Le 26 septembre 2024, la Cour supérieure de justice de l’Ontario a approuvé la vente de Pride Group Logistics, division de transport routier de Pride Group Entities, actuellement sous protection des créanciers dans le cadre de la Loi sur les arrangements avec les créanciers des compagnies LACC, à sa famille fondatrice Johal.
Cette vente, d’une valeur de plus de 56 millions de dollars, a été vivement contestée par des créanciers et d’autres membres de l’industrie. Il est important de souligner que le montant total des dettes et obligations financières de Pride Group, au moment de sa mise sous protection des créanciers, s’élevait à environ 1,6 milliard de dollars. Avec plus de vingt créanciers impliqués, cette situation a exacerbé les tensions autour de la vente, d’autant plus que le prix final de 56 millions de dollars paraît dérisoire par rapport à l’ampleur de la dette.
Toutefois, le juge Peter Osborne a jugé que c’était la meilleure solution, notamment grâce au soutien du syndic de faillite Ernst & Young.
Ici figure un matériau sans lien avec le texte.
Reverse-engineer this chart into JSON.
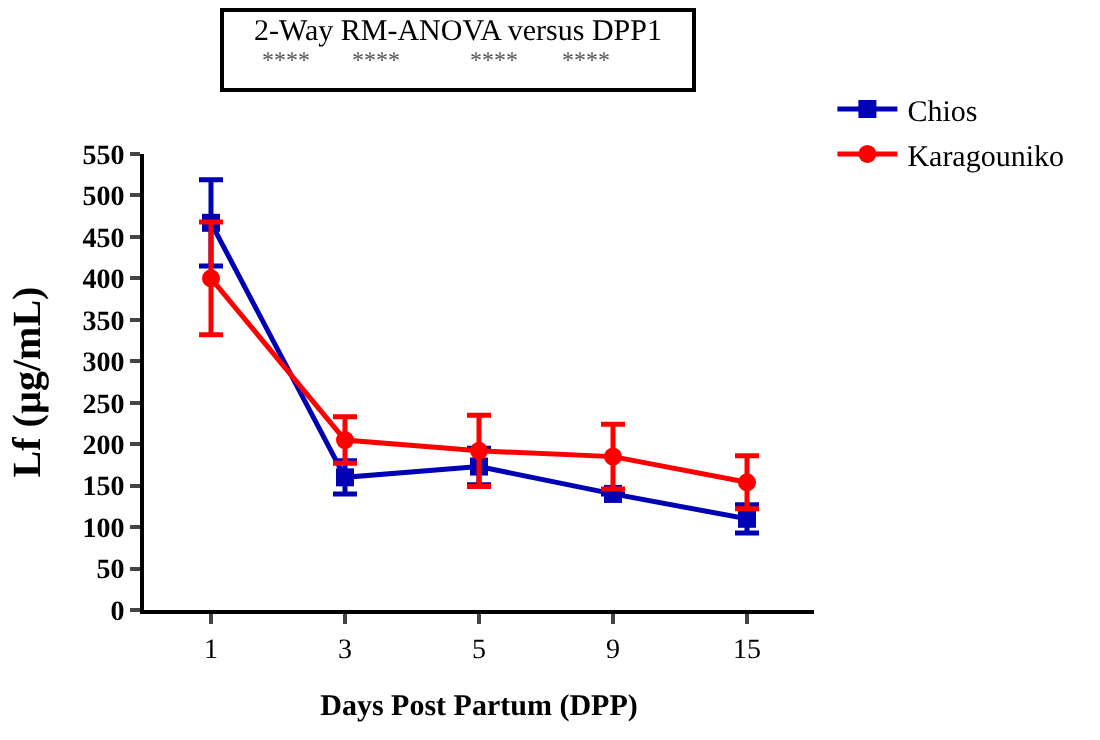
{
  "chart_data": {
    "type": "line",
    "title": "2-Way RM-ANOVA versus DPP1",
    "annotations": [
      "****",
      "****",
      "****",
      "****"
    ],
    "xlabel": "Days Post Partum (DPP)",
    "ylabel": "Lf (µg/mL)",
    "categories": [
      "1",
      "3",
      "5",
      "9",
      "15"
    ],
    "ylim": [
      0,
      550
    ],
    "yticks": [
      0,
      50,
      100,
      150,
      200,
      250,
      300,
      350,
      400,
      450,
      500,
      550
    ],
    "legend": "top right",
    "series": [
      {
        "name": "Chios",
        "color": "#0000b4",
        "marker": "square",
        "values": [
          467,
          160,
          173,
          140,
          110
        ],
        "errors": [
          52,
          20,
          22,
          null,
          17
        ]
      },
      {
        "name": "Karagouniko",
        "color": "#ff0000",
        "marker": "circle",
        "values": [
          400,
          205,
          192,
          185,
          154
        ],
        "errors": [
          68,
          28,
          43,
          39,
          32
        ]
      }
    ]
  }
}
Selon lui, une liquidation des opérations aurait été coûteuse et complexe, entraînant la perte d’emplois liés.
Le juge Osborne a souligné que, bien que la transaction ne soit pas parfaite, elle représentait la meilleure option pour maintenir les activités de l’entreprise, en évitant les coûts élevés et le chaos qu’aurait causés une fermeture. L’offre de la famille Johal a été jugée largement supérieure aux deux autres reçues, aucune ne prévoyant le maintien des opérations.
Le juge Peter Osborne a pris une position qui peut sembler ambigüe dans cette affaire. Il a reconnu que certains créanciers, comme Challenger Motor Freight, ont soulevé des objections quant à la légitimité de Pride Group Logistics en insinuant qu’ils n’étaient peut-être pas un transporteur « bona fide ». Bien que le juge ait rejeté cette allégation, il aurait admis que des émotions fortes et des conflits d’intérêts persistaient dans cette affaire, notamment en raison de l’implication de la famille Johal. Cette situation pourrait laisser planer un doute sur l’intégrité de la décision, car le juge semblait conscient des tensions personnelles tout en les minimisant dans sa conclusion.
Les créanciers opposés à la vente ont soulevé leurs objections avant d’avoir reçu une analyse de recouvrement du syndic. Le juge a noté que cette opposition semblait principalement motivée par le fait que l’offre provenait de la famille Johal, alors que l’analyse montrait que cette vente offrirait un meilleur retour pour les créanciers.
En dépit des contestations, la vente a été officiellement approuvée et doit être finalisée le 16 octobre, bien que des prolongations soient possibles.